Passaram-se quase quatro anos desde a concessão de brasão a Vasco Peres/Pero Rodrigues Gante e mais de nove desde aqueloutra a Fernão Gil de Montarroio. Levanto duas hipóteses para explicar por que a de Álvaro Gonçalves de Cáceres — que não se acha na Chancelaria, mas apenas na Leitura Nova — difere tanto das três antecedentes, especialmente pela longa e dupla saudação, antes ("Ao mui Virtuoso e mui Excelente Príncipe...") e depois da titulação ("Aos Ilustres Príncipes..."), e pela precação ("E, portanto, ao dito Emperador e a tôdolos reis e príncipes e a quaesquer deles...").

Primeiro, Álvaro Gonçalves tinha claramente origem castelhana. O sobrenome aponta que veio de Cáceres, na Estremadura, e a carta (a única fonte que temos sobre a sua vida) informa que entrou para o serviço do paço como "leitor das carônicas e livros de Castela". Interpreto que ele lia para o rei obras históricas e literárias em castelhano em momentos de lazer. Talvez tenha saído da sua terra natal em meio à guerra entre facções nobiliárias, uma encabeçada pelo rei João de Navarra e a outra pelo condestável Álvaro de Luna com o apoio do rei João II, que durou de 1437 a 1445. Talvez desejasse algum dia retornar, daí ter recebido uma carta tão precatória de Dom Afonso V, que tinha então boa relação com Henrique IV de Castela, seu cunhado.

Segundo, a carta a Pero Rodrigues Gante fora uma renovação de uma mercê nova, com o perdão da redundância, de modo que a última concessão efetiva (a Fernão Gil de Montarroio) ficara tão longe que se perdera o seu formulário. De fato, outro aspecto formal desse texto chama a atenção: a sua sintaxe é muito alatinada, mais que o normal sob o Humanismo. Será tradução literal de um original latino? Todavia, o próprio ordenamento das armas enfraquece esta hipótese.

Ora, tendo-se afirmado no próprio texto que Álvaro Gonçalves esteve na tomada de Alcácer Ceguer (1458), onde o rei o armou cavaleiro, fica evidente que a palmeira refere ao seu desempenho animoso e prudente nessa conquista, pois apesar de haver palmeiras nativas em Portugal, elas abundam muito mais além-mar, em África. Isso demonstra continuidade com o arco turco de Vasco Peres Gante, isto é, a incorporação de elementos exóticos no repertório heráldico, o que faria escola na armaria portuguesa.

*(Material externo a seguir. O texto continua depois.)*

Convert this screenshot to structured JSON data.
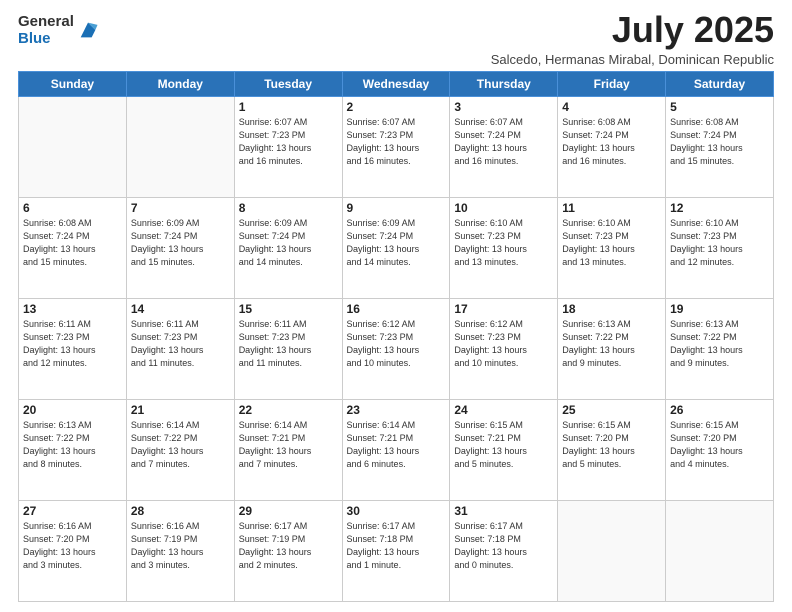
{
  "logo": {
    "general": "General",
    "blue": "Blue"
  },
  "header": {
    "month": "July 2025",
    "subtitle": "Salcedo, Hermanas Mirabal, Dominican Republic"
  },
  "weekdays": [
    "Sunday",
    "Monday",
    "Tuesday",
    "Wednesday",
    "Thursday",
    "Friday",
    "Saturday"
  ],
  "weeks": [
    [
      {
        "day": "",
        "info": ""
      },
      {
        "day": "",
        "info": ""
      },
      {
        "day": "1",
        "info": "Sunrise: 6:07 AM\nSunset: 7:23 PM\nDaylight: 13 hours\nand 16 minutes."
      },
      {
        "day": "2",
        "info": "Sunrise: 6:07 AM\nSunset: 7:23 PM\nDaylight: 13 hours\nand 16 minutes."
      },
      {
        "day": "3",
        "info": "Sunrise: 6:07 AM\nSunset: 7:24 PM\nDaylight: 13 hours\nand 16 minutes."
      },
      {
        "day": "4",
        "info": "Sunrise: 6:08 AM\nSunset: 7:24 PM\nDaylight: 13 hours\nand 16 minutes."
      },
      {
        "day": "5",
        "info": "Sunrise: 6:08 AM\nSunset: 7:24 PM\nDaylight: 13 hours\nand 15 minutes."
      }
    ],
    [
      {
        "day": "6",
        "info": "Sunrise: 6:08 AM\nSunset: 7:24 PM\nDaylight: 13 hours\nand 15 minutes."
      },
      {
        "day": "7",
        "info": "Sunrise: 6:09 AM\nSunset: 7:24 PM\nDaylight: 13 hours\nand 15 minutes."
      },
      {
        "day": "8",
        "info": "Sunrise: 6:09 AM\nSunset: 7:24 PM\nDaylight: 13 hours\nand 14 minutes."
      },
      {
        "day": "9",
        "info": "Sunrise: 6:09 AM\nSunset: 7:24 PM\nDaylight: 13 hours\nand 14 minutes."
      },
      {
        "day": "10",
        "info": "Sunrise: 6:10 AM\nSunset: 7:23 PM\nDaylight: 13 hours\nand 13 minutes."
      },
      {
        "day": "11",
        "info": "Sunrise: 6:10 AM\nSunset: 7:23 PM\nDaylight: 13 hours\nand 13 minutes."
      },
      {
        "day": "12",
        "info": "Sunrise: 6:10 AM\nSunset: 7:23 PM\nDaylight: 13 hours\nand 12 minutes."
      }
    ],
    [
      {
        "day": "13",
        "info": "Sunrise: 6:11 AM\nSunset: 7:23 PM\nDaylight: 13 hours\nand 12 minutes."
      },
      {
        "day": "14",
        "info": "Sunrise: 6:11 AM\nSunset: 7:23 PM\nDaylight: 13 hours\nand 11 minutes."
      },
      {
        "day": "15",
        "info": "Sunrise: 6:11 AM\nSunset: 7:23 PM\nDaylight: 13 hours\nand 11 minutes."
      },
      {
        "day": "16",
        "info": "Sunrise: 6:12 AM\nSunset: 7:23 PM\nDaylight: 13 hours\nand 10 minutes."
      },
      {
        "day": "17",
        "info": "Sunrise: 6:12 AM\nSunset: 7:23 PM\nDaylight: 13 hours\nand 10 minutes."
      },
      {
        "day": "18",
        "info": "Sunrise: 6:13 AM\nSunset: 7:22 PM\nDaylight: 13 hours\nand 9 minutes."
      },
      {
        "day": "19",
        "info": "Sunrise: 6:13 AM\nSunset: 7:22 PM\nDaylight: 13 hours\nand 9 minutes."
      }
    ],
    [
      {
        "day": "20",
        "info": "Sunrise: 6:13 AM\nSunset: 7:22 PM\nDaylight: 13 hours\nand 8 minutes."
      },
      {
        "day": "21",
        "info": "Sunrise: 6:14 AM\nSunset: 7:22 PM\nDaylight: 13 hours\nand 7 minutes."
      },
      {
        "day": "22",
        "info": "Sunrise: 6:14 AM\nSunset: 7:21 PM\nDaylight: 13 hours\nand 7 minutes."
      },
      {
        "day": "23",
        "info": "Sunrise: 6:14 AM\nSunset: 7:21 PM\nDaylight: 13 hours\nand 6 minutes."
      },
      {
        "day": "24",
        "info": "Sunrise: 6:15 AM\nSunset: 7:21 PM\nDaylight: 13 hours\nand 5 minutes."
      },
      {
        "day": "25",
        "info": "Sunrise: 6:15 AM\nSunset: 7:20 PM\nDaylight: 13 hours\nand 5 minutes."
      },
      {
        "day": "26",
        "info": "Sunrise: 6:15 AM\nSunset: 7:20 PM\nDaylight: 13 hours\nand 4 minutes."
      }
    ],
    [
      {
        "day": "27",
        "info": "Sunrise: 6:16 AM\nSunset: 7:20 PM\nDaylight: 13 hours\nand 3 minutes."
      },
      {
        "day": "28",
        "info": "Sunrise: 6:16 AM\nSunset: 7:19 PM\nDaylight: 13 hours\nand 3 minutes."
      },
      {
        "day": "29",
        "info": "Sunrise: 6:17 AM\nSunset: 7:19 PM\nDaylight: 13 hours\nand 2 minutes."
      },
      {
        "day": "30",
        "info": "Sunrise: 6:17 AM\nSunset: 7:18 PM\nDaylight: 13 hours\nand 1 minute."
      },
      {
        "day": "31",
        "info": "Sunrise: 6:17 AM\nSunset: 7:18 PM\nDaylight: 13 hours\nand 0 minutes."
      },
      {
        "day": "",
        "info": ""
      },
      {
        "day": "",
        "info": ""
      }
    ]
  ]
}
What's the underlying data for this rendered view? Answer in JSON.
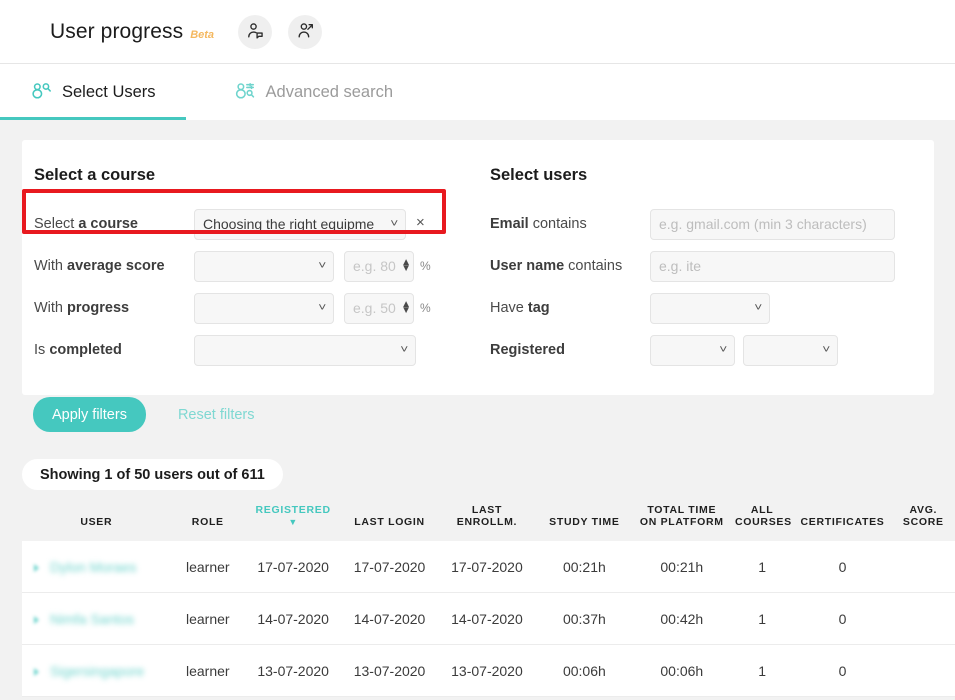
{
  "header": {
    "title": "User progress",
    "beta_label": "Beta",
    "icon_button_1": "user-tag-icon",
    "icon_button_2": "user-progress-icon"
  },
  "tabs": [
    {
      "label": "Select Users",
      "icon": "user-search-icon",
      "active": true
    },
    {
      "label": "Advanced search",
      "icon": "user-filter-search-icon",
      "active": false
    }
  ],
  "filters": {
    "course_section": {
      "title": "Select a course",
      "rows": [
        {
          "label_plain": "Select ",
          "label_bold": "a course",
          "select_value": "Choosing the right equipme",
          "clear_label": "×"
        },
        {
          "label_plain": "With ",
          "label_bold": "average score",
          "select_value": "",
          "number_placeholder": "e.g. 80",
          "unit": "%"
        },
        {
          "label_plain": "With ",
          "label_bold": "progress",
          "select_value": "",
          "number_placeholder": "e.g. 50",
          "unit": "%"
        },
        {
          "label_plain": "Is ",
          "label_bold": "completed",
          "select_value": ""
        }
      ]
    },
    "users_section": {
      "title": "Select users",
      "rows": [
        {
          "label_plain": "",
          "label_bold": "Email",
          "label_suffix": " contains",
          "input_value": "",
          "placeholder": "e.g. gmail.com (min 3 characters)"
        },
        {
          "label_plain": "",
          "label_bold": "User name",
          "label_suffix": " contains",
          "input_value": "",
          "placeholder": "e.g. ite"
        },
        {
          "label_plain": "Have ",
          "label_bold": "tag",
          "label_suffix": "",
          "select_value": ""
        },
        {
          "label_plain": "",
          "label_bold": "Registered",
          "label_suffix": "",
          "select_value": "",
          "select_value_2": ""
        }
      ]
    },
    "apply_label": "Apply filters",
    "reset_label": "Reset filters"
  },
  "results": {
    "showing_text": "Showing 1 of 50 users out of 611"
  },
  "table": {
    "columns": [
      {
        "label": "USER",
        "sorted": false
      },
      {
        "label": "ROLE",
        "sorted": false
      },
      {
        "label": "REGISTERED",
        "sorted": true,
        "sort_arrow": "▼"
      },
      {
        "label": "LAST LOGIN",
        "sorted": false
      },
      {
        "label": "LAST\nENROLLM.",
        "sorted": false
      },
      {
        "label": "STUDY TIME",
        "sorted": false
      },
      {
        "label": "TOTAL TIME\nON PLATFORM",
        "sorted": false
      },
      {
        "label": "ALL\nCOURSES",
        "sorted": false
      },
      {
        "label": "CERTIFICATES",
        "sorted": false
      },
      {
        "label": "AVG.\nSCORE",
        "sorted": false
      }
    ],
    "rows": [
      {
        "user": "Dylon Moraes",
        "role": "learner",
        "registered": "17-07-2020",
        "last_login": "17-07-2020",
        "last_enrollment": "17-07-2020",
        "study_time": "00:21h",
        "total_time": "00:21h",
        "all_courses": "1",
        "certificates": "0",
        "avg_score": ""
      },
      {
        "user": "Nimfa Santos",
        "role": "learner",
        "registered": "14-07-2020",
        "last_login": "14-07-2020",
        "last_enrollment": "14-07-2020",
        "study_time": "00:37h",
        "total_time": "00:42h",
        "all_courses": "1",
        "certificates": "0",
        "avg_score": ""
      },
      {
        "user": "Sigersingapore",
        "role": "learner",
        "registered": "13-07-2020",
        "last_login": "13-07-2020",
        "last_enrollment": "13-07-2020",
        "study_time": "00:06h",
        "total_time": "00:06h",
        "all_courses": "1",
        "certificates": "0",
        "avg_score": ""
      }
    ]
  },
  "colors": {
    "accent": "#45c8bf",
    "beta": "#f4b860",
    "highlight_box": "#e8191f",
    "page_bg": "#f2f2f2"
  }
}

Atente-se, a propósito, à referência ao rei de armas Algarve: não só é a primeira menção desse ofício, mas também pela primeira vez se declara que as armas foram criadas (aqui se diz "fôrom assinadas") por um oficial dessa classe. Convém recapitular que na carta de Gil e Vicente Simões e na de Fernão Gil de Montarroio os oficiais de armas aparecem apenas como participantes do ato de concessão heráldica e na de Pero Rodrigues Gante menciona-se o rei de armas Portugal como o certificador de que Vasco Peres Gante ganhou brasão e qual. O presente diploma é, ademais, o primeiro que, além do brasonamento, continha sem dúvida uma iluminura das armas ("de fundo em esta nossa carta pintadas").

As armas de Álvaro Gonçalves de Cáceres foram passadas em 1535 a Manuel da Fonseca, filho de Álvaro de Cáceres e neto de Manuel de Cáceres, mas não sei com que justeza, pois à obscuridade acerca daquele cavaleiro se somam a importância e proximidade da vila de Cáceres, o que aumenta sobremaneira a probabilidade de homonímia. Seja como for, essa carta ajuda-nos a discernir que "palma" deve ser um lapsus calami: "d'ouro com ũa palmeira verde com seu fruito de vermelho" (2). Entretanto, omite a estrela.

A respeito da estrela, desde Beneditina lusitana (1651), de Frei Leão de Santo Tomás, sabemos que nem carrega nem remata a palmeira, mas a encima: "ũa estrela vermelha em chefre [sic]". Isso tem, na verdade, sido recorrente nestas cartas mais antigas até aqui: brasona-se em linguagem tão chã que é necessário consultar a literatura heráldica para sanar ambiguidades.

Notas:
(1) A palavra fullicidas é claramente erro de cópia, porém difícil de corrigir.
(2) O escudo esquartelado de Cáceres e Fonsecas (Chanc. de D. João III, liv. 10, fl. 116). Esta carta também supre a falta de timbre na concessão: a palmeira das armas, cujos frutos estão aí brasonados de vermelho, mas diversamente na literatura heráldica. Anselmo Braamcamp Freire, na Armaria portuguesa (1909), entende que têm a sua cor natural. Isso é coerente com a indeterminação de esmalte na linguagem heráldica portuguesa.